A astúcia entrou em maquinações demoradas, cuja execução dependia apenas de um momento favorável. havia de chegar a hora. E essa hora desde muito inquietava o gato na sua macieza, na sua aparente impassibilidade. A inveja não fora feita para sua raça. O predicado maior era mesmo o de sibaritismo. A voluptuosidade surgia sempre como o prazer máximo e adorado pela sua gente que tudo conseguia da vida com o algodão dos pés e a agilidade dos movimentos oportunos. Mas uma noite incutindo solertemente no espírito do cachorro que a sua voz poderia ser muito melhor do que era. Estava no seu querer torná-la mais cheia e vigorosa nos acentos, muito mais ressonante nos agudos, macia e adocicada nos seus contornos líricos — era só ele mesmo querer e pronto, fazia-se a modificação com a maior rapidez possível. Insistiu na obra catequizadora. e foi perguntando com insistência se a operação transformadora requeria sacrifício extraordinário. a resposta não variava: "qual nada, coisa nenhuma, vagabunda mesmo, qualquer um suportará bem". E rematava: "a questão é você querer".
O convencimento fez-se afinal. Decidiu o cachorro a empreender a modificação orientada pelo gato. Este convenceu ao amigo sentimental que a sua voz ficaria muito melhor se a boca fosse rasgada nos cantos até perto das orelhas. Ficaria com bastante espaço para tornar a voz mais melodiosa e mais cheia de liberdade. Aceita a proposta, começou a rasgá-la a faca. Cortou-a ele mesmo um pedaço. Experimentou como ficava e começou então a uivar, coisa que nunca havia feito. Porém nem desconfiou e perguntou: "que tal?". Teve como resposta do gato: "está chegando no ponto". Animado com isso, mordido de ambição por possuir uma voz mais rica do que a que tinha, tratou de rasgar mais a boca até, como propunha o gato, à "vizinhança das orelhas". A ferida sangrava demais e precisava de ser curada quanto antes. Foi o que se fez. Depois de vários dias de tratamento ficou finalmente bom e em condições de prosseguir na realização de suas serenatas ao luar. Marcou o dia para ensaiar e ouvir o regalo da voz nova que obtivera.

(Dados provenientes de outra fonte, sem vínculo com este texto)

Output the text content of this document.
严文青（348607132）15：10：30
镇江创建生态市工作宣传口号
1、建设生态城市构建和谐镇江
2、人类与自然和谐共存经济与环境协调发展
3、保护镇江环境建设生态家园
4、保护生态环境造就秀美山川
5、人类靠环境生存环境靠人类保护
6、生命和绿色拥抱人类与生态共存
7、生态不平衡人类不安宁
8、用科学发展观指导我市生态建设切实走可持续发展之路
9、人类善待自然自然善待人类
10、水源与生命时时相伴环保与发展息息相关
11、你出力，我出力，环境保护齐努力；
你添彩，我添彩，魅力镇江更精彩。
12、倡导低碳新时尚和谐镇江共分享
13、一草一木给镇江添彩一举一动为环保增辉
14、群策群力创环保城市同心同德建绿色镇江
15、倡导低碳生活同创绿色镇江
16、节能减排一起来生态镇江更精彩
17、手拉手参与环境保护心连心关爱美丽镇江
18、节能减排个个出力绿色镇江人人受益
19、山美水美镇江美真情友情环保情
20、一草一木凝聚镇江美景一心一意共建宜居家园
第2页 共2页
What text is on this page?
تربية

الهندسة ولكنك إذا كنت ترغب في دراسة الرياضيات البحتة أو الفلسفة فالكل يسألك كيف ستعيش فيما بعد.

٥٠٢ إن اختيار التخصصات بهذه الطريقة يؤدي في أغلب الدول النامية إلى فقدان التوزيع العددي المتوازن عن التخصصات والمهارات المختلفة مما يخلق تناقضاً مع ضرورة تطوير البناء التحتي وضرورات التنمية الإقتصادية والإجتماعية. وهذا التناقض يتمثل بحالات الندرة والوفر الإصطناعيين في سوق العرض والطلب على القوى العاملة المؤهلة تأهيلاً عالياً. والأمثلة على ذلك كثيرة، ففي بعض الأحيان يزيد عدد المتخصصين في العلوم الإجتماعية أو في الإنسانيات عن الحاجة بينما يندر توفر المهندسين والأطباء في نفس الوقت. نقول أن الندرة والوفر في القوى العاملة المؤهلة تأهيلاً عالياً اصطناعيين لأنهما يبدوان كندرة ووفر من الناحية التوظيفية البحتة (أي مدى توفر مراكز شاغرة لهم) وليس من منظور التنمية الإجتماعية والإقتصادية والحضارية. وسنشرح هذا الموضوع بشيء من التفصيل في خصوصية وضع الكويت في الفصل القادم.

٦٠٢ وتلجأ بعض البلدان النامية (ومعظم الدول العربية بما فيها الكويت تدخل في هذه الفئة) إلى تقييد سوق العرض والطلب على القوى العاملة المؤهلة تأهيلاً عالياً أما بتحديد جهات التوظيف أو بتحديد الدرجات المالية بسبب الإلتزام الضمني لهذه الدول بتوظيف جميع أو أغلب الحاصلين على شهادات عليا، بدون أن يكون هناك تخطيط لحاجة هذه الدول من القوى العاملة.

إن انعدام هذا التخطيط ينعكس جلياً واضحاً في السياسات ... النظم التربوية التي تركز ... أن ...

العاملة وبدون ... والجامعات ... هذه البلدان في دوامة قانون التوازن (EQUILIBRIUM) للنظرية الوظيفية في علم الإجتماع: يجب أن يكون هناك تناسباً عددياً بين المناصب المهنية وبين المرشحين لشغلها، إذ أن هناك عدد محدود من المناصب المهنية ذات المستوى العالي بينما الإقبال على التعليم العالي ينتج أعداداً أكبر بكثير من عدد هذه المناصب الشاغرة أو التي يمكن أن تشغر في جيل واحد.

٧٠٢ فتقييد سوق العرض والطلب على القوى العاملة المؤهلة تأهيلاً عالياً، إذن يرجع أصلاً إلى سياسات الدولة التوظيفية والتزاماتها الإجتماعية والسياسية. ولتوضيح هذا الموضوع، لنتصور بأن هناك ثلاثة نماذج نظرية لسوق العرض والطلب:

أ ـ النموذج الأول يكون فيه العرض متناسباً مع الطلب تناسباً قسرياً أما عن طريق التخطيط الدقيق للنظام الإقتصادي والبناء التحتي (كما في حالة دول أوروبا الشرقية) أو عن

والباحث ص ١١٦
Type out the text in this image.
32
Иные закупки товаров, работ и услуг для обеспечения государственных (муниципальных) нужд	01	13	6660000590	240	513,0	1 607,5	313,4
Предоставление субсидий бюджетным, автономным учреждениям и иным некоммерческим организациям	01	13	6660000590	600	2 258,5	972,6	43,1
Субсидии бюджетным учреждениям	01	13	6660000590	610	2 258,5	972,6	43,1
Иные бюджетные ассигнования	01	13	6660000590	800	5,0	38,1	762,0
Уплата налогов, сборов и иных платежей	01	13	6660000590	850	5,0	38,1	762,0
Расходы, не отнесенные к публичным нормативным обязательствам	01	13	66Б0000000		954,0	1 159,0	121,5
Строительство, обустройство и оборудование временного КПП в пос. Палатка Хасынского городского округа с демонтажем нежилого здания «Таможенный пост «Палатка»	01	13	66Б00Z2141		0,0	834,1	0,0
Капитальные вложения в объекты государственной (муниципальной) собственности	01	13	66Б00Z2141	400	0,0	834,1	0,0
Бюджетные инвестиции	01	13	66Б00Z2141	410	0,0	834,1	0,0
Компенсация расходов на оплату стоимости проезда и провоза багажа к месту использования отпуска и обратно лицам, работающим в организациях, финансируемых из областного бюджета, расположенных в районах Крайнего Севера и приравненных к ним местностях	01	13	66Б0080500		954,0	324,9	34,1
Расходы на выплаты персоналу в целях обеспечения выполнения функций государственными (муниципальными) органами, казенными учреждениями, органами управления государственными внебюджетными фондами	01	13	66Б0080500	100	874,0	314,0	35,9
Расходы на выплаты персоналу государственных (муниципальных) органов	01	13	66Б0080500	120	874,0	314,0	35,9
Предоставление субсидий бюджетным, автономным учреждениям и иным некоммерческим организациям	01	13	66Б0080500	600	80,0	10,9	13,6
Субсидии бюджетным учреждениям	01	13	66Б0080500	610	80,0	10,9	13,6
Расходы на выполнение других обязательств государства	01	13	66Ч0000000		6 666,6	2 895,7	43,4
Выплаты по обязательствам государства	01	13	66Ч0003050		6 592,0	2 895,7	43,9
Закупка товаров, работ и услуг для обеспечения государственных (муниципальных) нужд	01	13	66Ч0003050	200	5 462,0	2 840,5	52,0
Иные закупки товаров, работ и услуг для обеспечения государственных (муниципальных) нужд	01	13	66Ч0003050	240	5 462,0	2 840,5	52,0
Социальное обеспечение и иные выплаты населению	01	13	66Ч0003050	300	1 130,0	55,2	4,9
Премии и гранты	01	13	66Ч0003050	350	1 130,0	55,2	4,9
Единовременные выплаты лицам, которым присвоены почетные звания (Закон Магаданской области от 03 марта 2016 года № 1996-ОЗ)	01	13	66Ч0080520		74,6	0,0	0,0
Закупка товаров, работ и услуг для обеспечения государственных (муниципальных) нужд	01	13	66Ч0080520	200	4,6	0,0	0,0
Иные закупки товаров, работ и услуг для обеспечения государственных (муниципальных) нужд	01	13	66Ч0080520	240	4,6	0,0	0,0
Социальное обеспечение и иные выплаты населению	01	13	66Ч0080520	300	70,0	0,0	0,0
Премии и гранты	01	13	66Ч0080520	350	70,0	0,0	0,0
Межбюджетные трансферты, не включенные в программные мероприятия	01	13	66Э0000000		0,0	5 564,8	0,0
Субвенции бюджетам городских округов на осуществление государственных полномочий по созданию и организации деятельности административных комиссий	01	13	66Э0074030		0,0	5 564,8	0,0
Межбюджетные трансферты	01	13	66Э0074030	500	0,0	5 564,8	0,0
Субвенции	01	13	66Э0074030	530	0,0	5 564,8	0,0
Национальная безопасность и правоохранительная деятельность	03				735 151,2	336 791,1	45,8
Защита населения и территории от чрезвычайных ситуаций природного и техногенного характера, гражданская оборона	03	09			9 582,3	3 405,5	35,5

A desilusão foi, entretanto, a mais completa possível porque agora somente fazia era latir. Na primeira etapa uivou, na segunda latiu. Estava perdido para sempre com a operação que fizera. A raça que dependia de sua virilidade de chefe sultânico iria ficar privada eternamente da voz que fazia o encanto das madrugadas cheias de sombras emocionais. Diante de tamanha decepção não havia outra alternativa senão declarar guerra eterna ao gato. Aonde ele estivesse, a perseguição se impunha como uma necessidade de uma raça digna, aviltada, todavia, na confiança e na sua boa fé.
Afirmam que nasceu desse dia a rivalidade entre cão e gato. Pelo menos é o que se diz nos engenhos da várzea.
Fonte:
Ademar Vidal, in Luís da Câmara Cascudo. Contos tradicionais do Brasil. São Paulo: EDUSP, 1986.